Christian Delporte : D’abord, il faut dire que de telles émissions, à une dizaine de jours d’un premier tour d’une élection présidentielle, c’est une première sur une grande chaîne de télévision. Que Nicolas Sarkozy et François Hollande refusent de s’affronter n’est aucunement une surprise : je suis sûr que France 2 ne se faisait pas d’illusion sur ce point. Largement favoris pour le second tour, ils ont intérêt à ménager leurs arguments et leur image pour le fameux duel d’entre-deux-tours qui, selon toute vraisemblance, aura lieu le 2 mai. Du reste, ils auraient sans doute préféré éviter toute émission les mêlant aux autres candidats. L’essentiel de leur effort, actuellement, est de convaincre les électeurs qu’ils sont au-dessus du lot, qu’eux seuls peuvent se qualifier au deuxième tour, qu’eux seuls peuvent accéder à l’Elysée. La politique est une affaire de symbole et d’imaginaire. Ce type de refus n’est d’ailleurs pas une nouveauté. La télévision, dans les précédentes campagnes, a déjà tenté d’organiser des débats entre les candidats : les favoris des sondages ont toujours refusé de s’y prêter.

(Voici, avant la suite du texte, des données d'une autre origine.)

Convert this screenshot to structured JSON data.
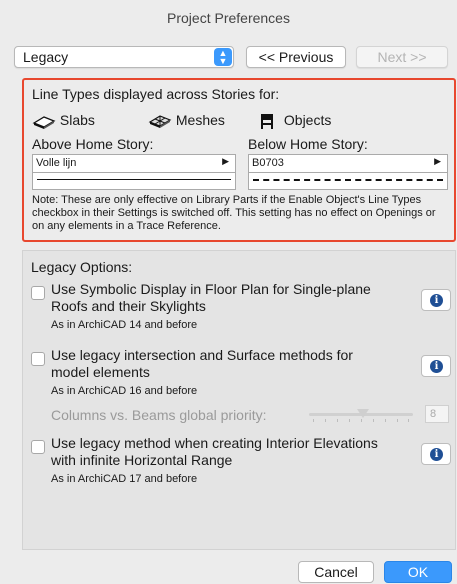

Ce refus exprime-t-il une évolution dans la façon dont se pratique la politique en France : les hommes politiques de notre pays manquent-ils tout simplement de courage ?

Il ne s’agit pas de courage ou de lâcheté, mais de stratégie. La télévision est un spectacle et un débat télévisuel est un grand moment dramatique. Qu’en retient-on ? Des arguments, des démonstrations, des propositions ? Certainement pas. Restent dans les mémoires les petites phrases, les escarmouches, les clashs, tout ce qui peut, par les mots ou les attitudes, déstabiliser l’adversaire. Le débat, tel qu’il est conduit à la télévision, relève davantage du match de boxe où le téléspectateur compte les coups que d’un moment fort de confrontation démocratique. Bref, on s’expose, peut-être inutilement : un dérapage, une formule malheureuse reprise en boucle dans les médias, le lendemain, et c’est toute une campagne qui peut être brisée à quelques jours de l’échéance. Dans ces conditions, les favoris des sondages ont plus à perdre qu’à gagner. C’est pourquoi ils préfèrent s’affronter à distance. Pour les « moyens » ou les « petits » candidats, c’est tout le contraire : ils cherchent l’audience maximale et ont tout à gagner d’un échange avec les favoris qui les crédibilise. Les hisser à leur niveau, c’est précisément ce que les favoris cherchent à éviter.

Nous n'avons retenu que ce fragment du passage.